Comparative prediction of pressure and velocity in 3D flow field based on neural networks

Abstract

As an important component in the coal liquefaction system, the regulating valve's flow field and pressure distribution affects the service life and working stability of the system. In order to achieve rapid prediction of the three-dimensional(3D) pressure and velocity in the regulating valve, a prediction model based on neural network was built. The hyperparameters of the model were selected and the network parameters were optimized through genetic algorithms. The training model was verified under different working conditions. The value of axial velocity and radial velocity predicted by the optimized GA-BP model are discussed. The predicted axial velocity v_x, radial velocity v_y and v_z are almost the same with the simulation results.
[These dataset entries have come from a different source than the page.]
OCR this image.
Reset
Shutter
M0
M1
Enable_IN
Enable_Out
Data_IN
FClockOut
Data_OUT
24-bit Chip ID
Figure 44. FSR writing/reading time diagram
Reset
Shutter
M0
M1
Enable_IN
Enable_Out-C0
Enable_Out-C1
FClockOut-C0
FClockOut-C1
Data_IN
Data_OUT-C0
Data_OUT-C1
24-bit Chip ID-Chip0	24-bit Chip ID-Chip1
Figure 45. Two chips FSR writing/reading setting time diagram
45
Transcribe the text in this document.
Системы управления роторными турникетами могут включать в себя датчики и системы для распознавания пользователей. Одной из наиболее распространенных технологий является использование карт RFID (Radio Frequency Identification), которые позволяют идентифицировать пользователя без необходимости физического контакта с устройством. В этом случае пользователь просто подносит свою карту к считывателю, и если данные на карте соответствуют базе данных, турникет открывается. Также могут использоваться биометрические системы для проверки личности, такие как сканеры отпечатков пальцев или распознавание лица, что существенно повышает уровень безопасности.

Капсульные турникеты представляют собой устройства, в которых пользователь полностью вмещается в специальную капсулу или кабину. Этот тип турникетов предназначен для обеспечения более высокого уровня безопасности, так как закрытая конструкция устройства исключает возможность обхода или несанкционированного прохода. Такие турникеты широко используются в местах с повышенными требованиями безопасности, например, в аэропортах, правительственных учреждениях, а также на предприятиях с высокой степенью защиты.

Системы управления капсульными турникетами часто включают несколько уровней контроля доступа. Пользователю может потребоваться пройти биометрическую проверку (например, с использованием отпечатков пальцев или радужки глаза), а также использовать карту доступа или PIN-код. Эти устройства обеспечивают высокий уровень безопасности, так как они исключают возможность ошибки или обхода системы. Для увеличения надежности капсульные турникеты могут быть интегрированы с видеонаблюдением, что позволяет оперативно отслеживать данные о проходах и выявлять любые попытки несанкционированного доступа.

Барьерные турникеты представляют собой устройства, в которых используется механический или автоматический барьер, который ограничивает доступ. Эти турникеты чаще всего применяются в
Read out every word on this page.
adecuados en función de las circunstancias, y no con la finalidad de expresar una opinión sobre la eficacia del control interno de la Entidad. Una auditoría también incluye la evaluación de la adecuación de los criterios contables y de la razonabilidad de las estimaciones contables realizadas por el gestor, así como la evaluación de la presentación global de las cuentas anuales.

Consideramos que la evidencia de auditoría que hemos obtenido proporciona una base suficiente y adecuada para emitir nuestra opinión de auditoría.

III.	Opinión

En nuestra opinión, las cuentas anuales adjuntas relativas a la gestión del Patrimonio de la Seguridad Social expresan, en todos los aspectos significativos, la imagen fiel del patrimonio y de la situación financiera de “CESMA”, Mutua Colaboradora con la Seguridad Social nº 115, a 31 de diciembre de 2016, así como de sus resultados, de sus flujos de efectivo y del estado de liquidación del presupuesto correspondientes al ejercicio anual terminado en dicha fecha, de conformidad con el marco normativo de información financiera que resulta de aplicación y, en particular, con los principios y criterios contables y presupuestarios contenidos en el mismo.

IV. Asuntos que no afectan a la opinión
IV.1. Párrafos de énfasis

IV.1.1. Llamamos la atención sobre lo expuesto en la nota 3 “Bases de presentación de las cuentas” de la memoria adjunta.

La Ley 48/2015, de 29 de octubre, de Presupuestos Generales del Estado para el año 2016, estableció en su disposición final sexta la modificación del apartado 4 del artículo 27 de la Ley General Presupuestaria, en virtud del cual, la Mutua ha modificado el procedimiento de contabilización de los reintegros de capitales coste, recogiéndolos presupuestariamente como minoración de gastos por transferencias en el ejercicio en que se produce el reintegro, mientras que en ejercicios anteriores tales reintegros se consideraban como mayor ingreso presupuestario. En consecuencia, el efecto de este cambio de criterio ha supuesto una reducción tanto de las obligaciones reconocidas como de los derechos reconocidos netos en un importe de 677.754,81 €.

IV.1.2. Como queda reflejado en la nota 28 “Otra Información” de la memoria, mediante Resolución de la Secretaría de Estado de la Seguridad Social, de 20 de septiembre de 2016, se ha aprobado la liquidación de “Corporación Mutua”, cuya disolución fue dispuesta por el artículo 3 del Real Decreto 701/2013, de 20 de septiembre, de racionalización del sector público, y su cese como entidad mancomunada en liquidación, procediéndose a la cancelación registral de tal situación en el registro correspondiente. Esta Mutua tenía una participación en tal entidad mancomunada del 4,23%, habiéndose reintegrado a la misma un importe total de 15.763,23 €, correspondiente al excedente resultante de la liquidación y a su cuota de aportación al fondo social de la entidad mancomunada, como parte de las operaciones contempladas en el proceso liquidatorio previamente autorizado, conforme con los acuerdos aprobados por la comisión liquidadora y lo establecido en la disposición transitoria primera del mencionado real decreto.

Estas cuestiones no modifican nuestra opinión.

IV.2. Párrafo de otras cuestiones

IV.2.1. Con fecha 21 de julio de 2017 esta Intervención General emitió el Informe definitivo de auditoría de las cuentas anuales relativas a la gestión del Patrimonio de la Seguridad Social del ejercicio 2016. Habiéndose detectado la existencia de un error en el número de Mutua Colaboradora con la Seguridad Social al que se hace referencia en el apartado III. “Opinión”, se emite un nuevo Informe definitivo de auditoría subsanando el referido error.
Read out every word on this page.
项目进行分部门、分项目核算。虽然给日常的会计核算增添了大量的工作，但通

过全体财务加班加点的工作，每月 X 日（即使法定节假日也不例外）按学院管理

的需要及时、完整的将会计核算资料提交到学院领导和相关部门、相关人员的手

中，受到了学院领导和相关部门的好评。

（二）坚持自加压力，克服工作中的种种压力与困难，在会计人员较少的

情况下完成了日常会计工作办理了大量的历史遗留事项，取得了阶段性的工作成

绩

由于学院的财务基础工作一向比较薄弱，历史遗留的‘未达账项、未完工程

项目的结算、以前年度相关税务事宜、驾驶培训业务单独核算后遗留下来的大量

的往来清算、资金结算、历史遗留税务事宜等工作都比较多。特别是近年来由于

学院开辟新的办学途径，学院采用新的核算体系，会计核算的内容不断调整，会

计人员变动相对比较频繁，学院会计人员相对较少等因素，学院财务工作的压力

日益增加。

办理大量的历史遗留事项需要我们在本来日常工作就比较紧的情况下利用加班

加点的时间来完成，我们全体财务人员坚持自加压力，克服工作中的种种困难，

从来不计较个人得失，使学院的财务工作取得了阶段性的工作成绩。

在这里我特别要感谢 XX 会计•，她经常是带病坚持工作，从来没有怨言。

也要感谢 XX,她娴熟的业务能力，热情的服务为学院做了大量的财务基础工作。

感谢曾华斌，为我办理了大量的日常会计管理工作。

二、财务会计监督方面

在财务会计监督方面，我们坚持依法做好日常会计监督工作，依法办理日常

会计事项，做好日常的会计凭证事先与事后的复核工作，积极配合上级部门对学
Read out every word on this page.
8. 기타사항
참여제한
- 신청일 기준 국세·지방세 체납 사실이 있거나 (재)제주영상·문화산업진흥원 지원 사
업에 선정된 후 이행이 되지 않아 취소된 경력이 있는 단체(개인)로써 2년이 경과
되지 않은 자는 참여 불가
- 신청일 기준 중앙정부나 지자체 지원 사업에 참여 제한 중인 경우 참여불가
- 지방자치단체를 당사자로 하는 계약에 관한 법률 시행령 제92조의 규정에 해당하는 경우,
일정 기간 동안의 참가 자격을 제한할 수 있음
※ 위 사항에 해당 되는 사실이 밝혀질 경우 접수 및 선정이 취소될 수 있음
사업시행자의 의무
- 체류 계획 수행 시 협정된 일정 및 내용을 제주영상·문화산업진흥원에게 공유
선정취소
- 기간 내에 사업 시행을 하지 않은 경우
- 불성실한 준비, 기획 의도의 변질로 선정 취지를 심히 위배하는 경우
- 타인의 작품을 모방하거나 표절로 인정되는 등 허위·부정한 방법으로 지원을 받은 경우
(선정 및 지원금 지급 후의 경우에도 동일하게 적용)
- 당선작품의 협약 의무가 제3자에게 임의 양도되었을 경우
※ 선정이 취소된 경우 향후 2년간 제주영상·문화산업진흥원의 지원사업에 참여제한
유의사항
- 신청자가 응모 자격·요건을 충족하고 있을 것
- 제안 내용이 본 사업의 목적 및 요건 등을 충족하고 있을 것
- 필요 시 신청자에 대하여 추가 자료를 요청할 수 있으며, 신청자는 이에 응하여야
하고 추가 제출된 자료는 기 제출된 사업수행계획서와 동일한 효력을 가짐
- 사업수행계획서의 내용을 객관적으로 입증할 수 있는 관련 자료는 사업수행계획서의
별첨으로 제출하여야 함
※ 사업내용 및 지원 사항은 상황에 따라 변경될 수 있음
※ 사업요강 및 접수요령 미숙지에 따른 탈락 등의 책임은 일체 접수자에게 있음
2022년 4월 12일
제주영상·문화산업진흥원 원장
The largest velocity located near the orifice because of the sudden decreasing flow area, and there is a local low speed area near the head of the core head. And the distribution of pressure in the valve is also predicted by this proposed GA-BP model. There is a reflux with local low pressure is located near the orifice, and the error between the simulation and predicted results is about 2 %. Furthermore, the 3D flow field in the regulating valve with higher working pressure is predicted which cannot be easily measured experimentally. The value of resultant velocity $\bar{v}$ is close to the axial velocity ${\bar{v}}_x$, the maximum value of ${\bar{v}}_x$ is about 200 m.s⁻¹ which is located near the orifice. The value of radial velocity $\left|{\bar{v}}_y\right|$ and $\left|{\bar{v}}_z\right|$ are almost the same, because the structure of the experimental valve is axisymmetric. The maximum value of $\left|{\bar{v}}_y\right|$ and $\left|{\bar{v}}_z\right|$ are 38.3 m.s⁻¹ and 36.2 m.s⁻¹ respectively. This GA-BP prediction model has a good learning effect on the characteristics of the flow field in the regulating valve, could reflect and predict the operation status of the system.